La Longue marche des éléphants, le Laos millénaire

Le Laos est le pays du Million d’éléphants. Sur son drapeau, avant le régime communiste, figuraient trois éléphants, face et profil. L’éléphant est un peu l’animal à tout faire d’un pays qui l’a toujours utilisé et aussi respecté. Domestiques ou sauvages, l’éléphant d’Asie pourrait bientôt disparaître. En 2015 le Centre de conservation de l’éléphant au Laos a organisé une longue marche sur 500 km entre les provinces de Sayaboury et Luang Prabang. Comme témoins, embarqués dans cette extraordinaire aventure, Nicolas Dumontheuil et Troubs. Et à la sortie un album d’une rare spontanéité, passionnant, avec chacun leur vision de ce périple dont l’éléphant, animal perspicace et attachant, était le roi.
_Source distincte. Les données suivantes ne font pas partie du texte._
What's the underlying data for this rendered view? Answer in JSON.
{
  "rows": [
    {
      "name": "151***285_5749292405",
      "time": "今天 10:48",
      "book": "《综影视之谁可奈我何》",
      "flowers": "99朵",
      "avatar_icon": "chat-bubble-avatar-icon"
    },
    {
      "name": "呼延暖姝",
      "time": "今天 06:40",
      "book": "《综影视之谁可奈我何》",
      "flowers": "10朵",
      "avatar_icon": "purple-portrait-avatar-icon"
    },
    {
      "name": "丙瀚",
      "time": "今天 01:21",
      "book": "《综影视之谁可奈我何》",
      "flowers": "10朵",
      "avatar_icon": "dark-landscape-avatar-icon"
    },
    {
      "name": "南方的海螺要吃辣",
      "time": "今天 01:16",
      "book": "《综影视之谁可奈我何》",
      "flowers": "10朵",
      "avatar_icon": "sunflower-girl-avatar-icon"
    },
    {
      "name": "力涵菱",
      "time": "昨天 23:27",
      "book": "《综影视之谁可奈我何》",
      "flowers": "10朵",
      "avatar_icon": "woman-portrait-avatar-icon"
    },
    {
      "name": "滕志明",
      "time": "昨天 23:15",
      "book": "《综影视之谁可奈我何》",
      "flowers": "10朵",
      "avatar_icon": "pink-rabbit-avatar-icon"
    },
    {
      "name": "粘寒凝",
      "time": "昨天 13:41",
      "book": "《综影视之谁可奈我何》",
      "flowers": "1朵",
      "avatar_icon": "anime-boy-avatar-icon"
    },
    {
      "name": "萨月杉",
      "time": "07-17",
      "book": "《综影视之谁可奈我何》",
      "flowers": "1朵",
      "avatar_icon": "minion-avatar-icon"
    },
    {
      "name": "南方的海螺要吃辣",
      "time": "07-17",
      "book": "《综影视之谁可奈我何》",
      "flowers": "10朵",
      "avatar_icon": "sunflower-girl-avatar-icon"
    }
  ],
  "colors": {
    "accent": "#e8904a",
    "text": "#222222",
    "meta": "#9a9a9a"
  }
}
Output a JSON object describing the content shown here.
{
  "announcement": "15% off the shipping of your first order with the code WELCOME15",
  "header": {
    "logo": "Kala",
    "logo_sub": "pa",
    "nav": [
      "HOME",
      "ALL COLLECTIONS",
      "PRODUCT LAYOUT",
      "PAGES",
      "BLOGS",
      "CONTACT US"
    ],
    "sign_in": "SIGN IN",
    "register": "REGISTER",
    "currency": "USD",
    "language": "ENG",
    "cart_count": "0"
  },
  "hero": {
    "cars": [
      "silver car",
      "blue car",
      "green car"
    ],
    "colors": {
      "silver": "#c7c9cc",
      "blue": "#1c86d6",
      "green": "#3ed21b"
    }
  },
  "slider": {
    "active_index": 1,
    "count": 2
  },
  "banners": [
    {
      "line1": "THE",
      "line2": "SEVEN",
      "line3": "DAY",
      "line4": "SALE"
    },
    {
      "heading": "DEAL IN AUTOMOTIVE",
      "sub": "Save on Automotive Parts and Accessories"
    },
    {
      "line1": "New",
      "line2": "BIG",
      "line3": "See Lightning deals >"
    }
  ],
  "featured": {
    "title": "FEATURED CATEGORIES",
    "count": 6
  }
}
La Longue marche des éléphantsC’est Nicolas Dumontheuil qui ouvre la piste. On est à l’arrivée de la longue marche à Luang Prabang, ancienne capitale royale du Laos, aux allures de sous-préfecture française des années quarante. Sur le fronton du palais les trois éléphants de l’emblème laotien y figurent encore. Deux mois que les éléphants et leurs accompagnateurs marchent. C’est le temps des souvenirs, des éléphants qui sortent de la brume après la nuit à dormir dans la forêt. 40 000 éléphants il y a un siècle, 1000 aujourd’hui. Le Centre de conservation se bat au Laos et a organisé cette caravane pour aussi valoriser ceux qui en sont indissociables, les cornacs dont le savoir ancestral disparaît lui aussi. Anabel, Guillaume, sous l’œil préhistorique de l’éléphant, ne sont pas là pour une balade touristique. Dumontheuil, note, enregistre les images dans sa tête. Il dessinera plus tard ces instants d’une rare beauté scandés par des pauses dans les villages où les pachydermes sont reçus comme des rois.

Troubs prendra le relais mais va se pencher d’avantage sur le travail du Centre à Sayaboury et sur ses créateurs, des Français. Ils expliquent comment au Laos appauvri les éléphants sont devenus des machines et les cornacs de modestes ouvriers agricoles. Le Centre fait tout pour qu’animaux et cornacs puissent continuer à vivre dignement ensemble. Ils veulent sauver une culture et c’est ce que Troubs dans sa narration met en avant. Description du quotidien de l’éléphant domestique ou sauvage avec les bienfaits dans la jungle de l’animal qui y a fait pistes naturelles ou a creusé des trous d’eau. Mais désormais les éléphants ne peuvent survivre sans l’aide des hommes.

Deux témoignages qui se complètent absolument et forment une somme passionnante sur cet éléphant qui a, pour la plupart, marqué nos enfances certes à travers des personnages édulcorés comme Babar ou Dumbo, ce qui n’est pas cependant un hasard. On est ému, impressionné, détendu, apaisé par l’éléphant, son calme (on se méfie quand même). Les voir dans leur milieu naturel au Laos est une grande chance, on peut en témoigner. Marcher avec eux comme Dumontheuil et Troubs est une expérience unique que les deux auteurs ont su restituer avec talent, émotion et authenticité, humour. On apprend beaucoup grâce à eux. La Longue marche des éléphants est un livre précieux, sans fioritures et interpelle sur l’aide nécessaire à apporter au Centre de conservation pour sauver cette si belle espèce mythique comme beaucoup d’autres en voie de disparition.